After the Dark Ages, so many people had died of the plague that there was suddenly a hole in the population that had to be filled. The hole was filled with the survivors who suddenly had enough to eat (since their comrades had perished), and in that void, there was a surge of learning and people started to reconnect to their past and this laid the foundation for modern society. This is Chapter Seven and the middle of the book.
The last half of the book deals with mankind’s upward battle to be even more civilized and upbeat. There are wonderful insets that deal with the invention of the printing press, the health value of beer (as it started out), and the rise of the popularity of tea (actually not until the seventeenth century).
There is even a lovely tribute to Canada in the last section (Appendix: Oh, Yes, Canada) of the book, in which the loyalties of Canada during the Revolutionary War are explained.

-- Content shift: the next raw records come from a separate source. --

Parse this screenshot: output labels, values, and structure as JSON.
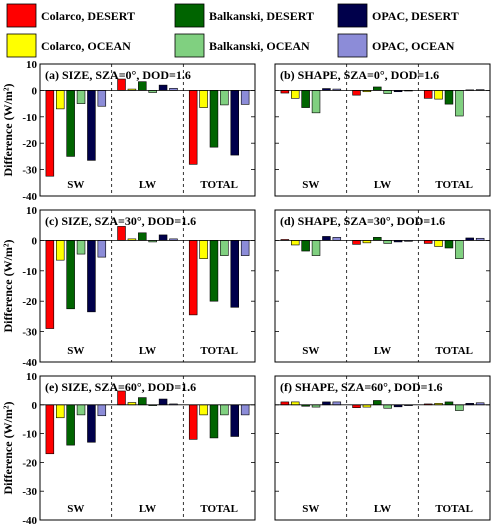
{
  "legend": [
    {
      "name": "Colarco, DESERT",
      "color": "#ff0000"
    },
    {
      "name": "Balkanski, DESERT",
      "color": "#006400"
    },
    {
      "name": "OPAC, DESERT",
      "color": "#00004b"
    },
    {
      "name": "Colarco, OCEAN",
      "color": "#ffff00"
    },
    {
      "name": "Balkanski, OCEAN",
      "color": "#80d080"
    },
    {
      "name": "OPAC, OCEAN",
      "color": "#8c8cd8"
    }
  ],
  "ylabel": "Difference (W/m²)",
  "chart_data": [
    {
      "type": "bar",
      "title": "(a) SIZE, SZA=0°, DOD=1.6",
      "categories": [
        "SW",
        "LW",
        "TOTAL"
      ],
      "series": [
        {
          "name": "Colarco, DESERT",
          "values": [
            -32.5,
            4.3,
            -28.0
          ]
        },
        {
          "name": "Colarco, OCEAN",
          "values": [
            -7.0,
            0.5,
            -6.5
          ]
        },
        {
          "name": "Balkanski, DESERT",
          "values": [
            -25.0,
            3.3,
            -21.5
          ]
        },
        {
          "name": "Balkanski, OCEAN",
          "values": [
            -5.0,
            -0.8,
            -5.5
          ]
        },
        {
          "name": "OPAC, DESERT",
          "values": [
            -26.5,
            2.0,
            -24.5
          ]
        },
        {
          "name": "OPAC, OCEAN",
          "values": [
            -6.0,
            0.8,
            -5.3
          ]
        }
      ],
      "ylim": [
        -40,
        10
      ],
      "yticks": [
        "-40",
        "-30",
        "-20",
        "-10",
        "0",
        "10"
      ]
    },
    {
      "type": "bar",
      "title": "(b) SHAPE, SZA=0°, DOD=1.6",
      "categories": [
        "SW",
        "LW",
        "TOTAL"
      ],
      "series": [
        {
          "name": "Colarco, DESERT",
          "values": [
            -1.0,
            -1.8,
            -3.0
          ]
        },
        {
          "name": "Colarco, OCEAN",
          "values": [
            -3.0,
            -0.5,
            -3.3
          ]
        },
        {
          "name": "Balkanski, DESERT",
          "values": [
            -6.5,
            1.3,
            -5.2
          ]
        },
        {
          "name": "Balkanski, OCEAN",
          "values": [
            -8.5,
            -1.2,
            -9.7
          ]
        },
        {
          "name": "OPAC, DESERT",
          "values": [
            0.7,
            -0.5,
            0.2
          ]
        },
        {
          "name": "OPAC, OCEAN",
          "values": [
            0.5,
            -0.2,
            0.3
          ]
        }
      ],
      "ylim": [
        -40,
        10
      ]
    },
    {
      "type": "bar",
      "title": "(c) SIZE, SZA=30°, DOD=1.6",
      "categories": [
        "SW",
        "LW",
        "TOTAL"
      ],
      "series": [
        {
          "name": "Colarco, DESERT",
          "values": [
            -29.0,
            4.6,
            -24.5
          ]
        },
        {
          "name": "Colarco, OCEAN",
          "values": [
            -6.5,
            0.5,
            -6.0
          ]
        },
        {
          "name": "Balkanski, DESERT",
          "values": [
            -22.5,
            2.5,
            -20.0
          ]
        },
        {
          "name": "Balkanski, OCEAN",
          "values": [
            -4.5,
            -0.5,
            -5.0
          ]
        },
        {
          "name": "OPAC, DESERT",
          "values": [
            -23.5,
            1.8,
            -22.0
          ]
        },
        {
          "name": "OPAC, OCEAN",
          "values": [
            -5.5,
            0.5,
            -5.0
          ]
        }
      ],
      "ylim": [
        -40,
        10
      ],
      "yticks": [
        "-40",
        "-30",
        "-20",
        "-10",
        "0",
        "10"
      ]
    },
    {
      "type": "bar",
      "title": "(d) SHAPE, SZA=30°, DOD=1.6",
      "categories": [
        "SW",
        "LW",
        "TOTAL"
      ],
      "series": [
        {
          "name": "Colarco, DESERT",
          "values": [
            0.3,
            -1.3,
            -1.0
          ]
        },
        {
          "name": "Colarco, OCEAN",
          "values": [
            -1.5,
            -0.8,
            -2.0
          ]
        },
        {
          "name": "Balkanski, DESERT",
          "values": [
            -3.5,
            1.0,
            -2.5
          ]
        },
        {
          "name": "Balkanski, OCEAN",
          "values": [
            -5.0,
            -1.0,
            -6.0
          ]
        },
        {
          "name": "OPAC, DESERT",
          "values": [
            1.3,
            -0.5,
            0.8
          ]
        },
        {
          "name": "OPAC, OCEAN",
          "values": [
            1.0,
            -0.3,
            0.7
          ]
        }
      ],
      "ylim": [
        -40,
        10
      ]
    },
    {
      "type": "bar",
      "title": "(e) SIZE, SZA=60°, DOD=1.6",
      "categories": [
        "SW",
        "LW",
        "TOTAL"
      ],
      "series": [
        {
          "name": "Colarco, DESERT",
          "values": [
            -17.0,
            4.8,
            -12.0
          ]
        },
        {
          "name": "Colarco, OCEAN",
          "values": [
            -4.5,
            0.8,
            -3.5
          ]
        },
        {
          "name": "Balkanski, DESERT",
          "values": [
            -14.0,
            2.5,
            -11.5
          ]
        },
        {
          "name": "Balkanski, OCEAN",
          "values": [
            -3.5,
            -0.3,
            -3.5
          ]
        },
        {
          "name": "OPAC, DESERT",
          "values": [
            -13.0,
            2.0,
            -11.0
          ]
        },
        {
          "name": "OPAC, OCEAN",
          "values": [
            -3.8,
            0.3,
            -3.5
          ]
        }
      ],
      "ylim": [
        -40,
        10
      ],
      "yticks": [
        "-40",
        "-30",
        "-20",
        "-10",
        "0",
        "10"
      ]
    },
    {
      "type": "bar",
      "title": "(f) SHAPE, SZA=60°, DOD=1.6",
      "categories": [
        "SW",
        "LW",
        "TOTAL"
      ],
      "series": [
        {
          "name": "Colarco, DESERT",
          "values": [
            1.0,
            -1.0,
            0.3
          ]
        },
        {
          "name": "Colarco, OCEAN",
          "values": [
            1.0,
            -0.8,
            0.5
          ]
        },
        {
          "name": "Balkanski, DESERT",
          "values": [
            -0.5,
            1.5,
            1.0
          ]
        },
        {
          "name": "Balkanski, OCEAN",
          "values": [
            -0.8,
            -1.2,
            -2.0
          ]
        },
        {
          "name": "OPAC, DESERT",
          "values": [
            1.0,
            -0.7,
            0.5
          ]
        },
        {
          "name": "OPAC, OCEAN",
          "values": [
            1.0,
            -0.3,
            0.7
          ]
        }
      ],
      "ylim": [
        -40,
        10
      ]
    }
  ]
}
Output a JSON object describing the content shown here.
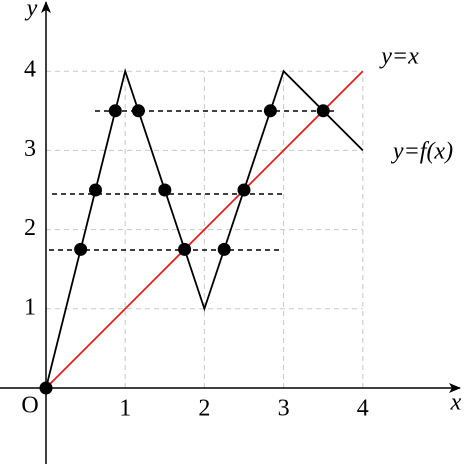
{
  "axes": {
    "x_label": "x",
    "y_label": "y",
    "origin_label": "O",
    "xticks": [
      1,
      2,
      3,
      4
    ],
    "yticks": [
      1,
      2,
      3,
      4
    ]
  },
  "curves": [
    {
      "label": "y=x",
      "color": "#e0201b",
      "x": [
        0,
        4
      ],
      "y": [
        0,
        4
      ]
    },
    {
      "label": "y=f(x)",
      "color": "#000000",
      "x": [
        0,
        1,
        2,
        3,
        4
      ],
      "y": [
        0,
        4,
        1,
        4,
        3
      ]
    }
  ],
  "points": {
    "x": [
      0,
      0.875,
      1.1667,
      2.8333,
      3.5,
      0.625,
      1.5,
      2.5,
      0.4375,
      1.75,
      2.25
    ],
    "y": [
      0,
      3.5,
      3.5,
      3.5,
      3.5,
      2.5,
      2.5,
      2.5,
      1.75,
      1.75,
      1.75
    ]
  }
}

I must confess, the issue of Canada has always confused me and I was glad to have this cleared up. Also many Canadian comedians have made it their mission to perpetually amuse us Americans, and for that we are extremely grateful.
Told with wit in brief sections that are clearly marked by culture or country, I was very much enthralled with this book. For those people looking for a quick historical fix, this can be read in small doses or all at once.
I preferred the small doses, and would actually skip from modern to middle ages and back again. It’s like your own little time machine and made even better because it makes you snicker with glee that you are sitting in your fuzzy bathrobe drinking tea in a pretty darn good time period (and at the same time are extremely grateful for modern medicine, science, the printing press, cold cream, and beer).
It is a great reference, also, and I highly recommend it, for sheer amusement or for any history buff who likes a good laugh. It really makes history worthwhile.